The main entrance is at the south end of the church at the top of some stone steps on either side. A window (shaped, like all the others in the church, like a star) set in mosaic is positioned above the door, and there is a stone cross at the top of the facade. The concrete of the church is dressed with stone on the south side, nearest the main road. The ribs on the outside are visible inside the building; in between them, there are patterns of lights and coloured marble panels on the lower parts of the interior walls. The vestry is to the rear of the church, and there is a parish hall, built from masonry, underneath the church. The altar was replaced in 1995 and again on the reopening of the church in 2011, when a carved crucifix, which was brought to Amlwch from a former convent in Liverpool, was also dedicated. The porch houses a sepulchral slab, dating from the latter half of the 13th century.

==Assessment==
The church is a Grade II* listed building – the second-highest of the three grades of listing, designating "particularly important buildings of more than special interest". It was given this status on 12 December 2000, and has been listed as "a remarkable inter-war church". Cadw describes it as "striking and individual", and "a highly unusual and experimental design which exploits the plastic qualities of its constructional material to create a powerfully expressive religious building."

A 2006 guide to the churches of Anglesey describes it as "a very impressive building", that "must surely be the most unusual church in Anglesey." A 2009 guide to the buildings of north Wales describes it as "a piece of Italian architectural daring". Referring to the French structural engineer Eugène Freyssinet, who worked with concrete, the guide rhetorically asks, "What inspired this Futurist church, closer to Freyssinet's 1920s airship hangars at Orly, Paris, than to Catholic church design, and so unlike the conservatism of Anglesey building?" Writing before the church reopened, the heritage writer and journalist Simon Jenkins has said that the church was worth a visit for the exterior alone, even though it was closed.
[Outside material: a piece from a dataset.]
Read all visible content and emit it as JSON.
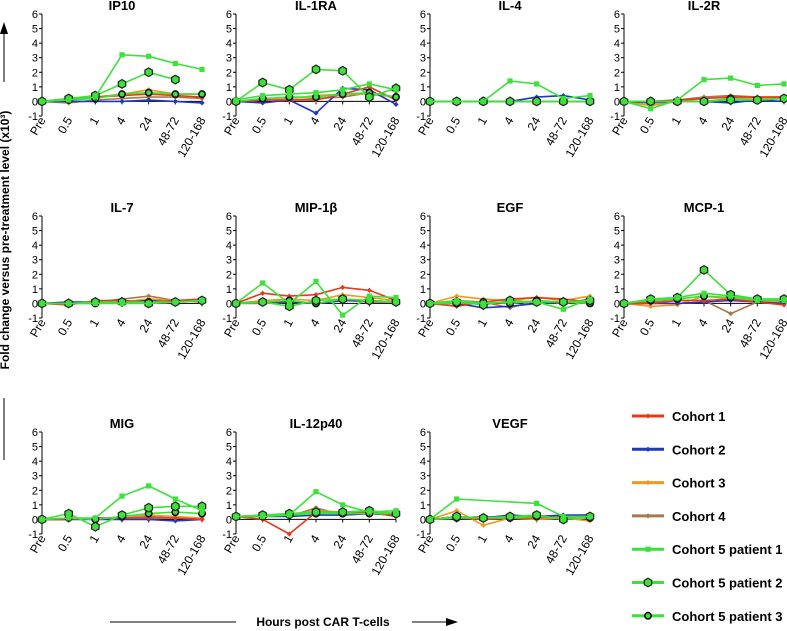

He noted the "sweeping parabolic arches, perhaps inspired by airship hangars or by upturned boats in Amlwch harbour", as well as the "bold gable with sloping sides" at the west end, concluding "This church must be saved." It has also been described as "one of Britain's most avant-garde churches". The Twentieth Century Society has said that it is "by far [Rinvolucri's] best work", calling it "a rare and unique church". It noted the "highly individual interpretation of its seaside setting", with a "strikingly modern" parabolic design and a "monumental almost pyramidal aesthetic" at the entrance. A 2011 guide to religious buildings in Wales (written before the church reopened) described it as "most unusual", but added that the fittings were "not worthy of the building". It also noted one writer's words that "no Catholic church (nor any church of another denomination) built in Britain between the wars has the frankly radical character of Amlwch".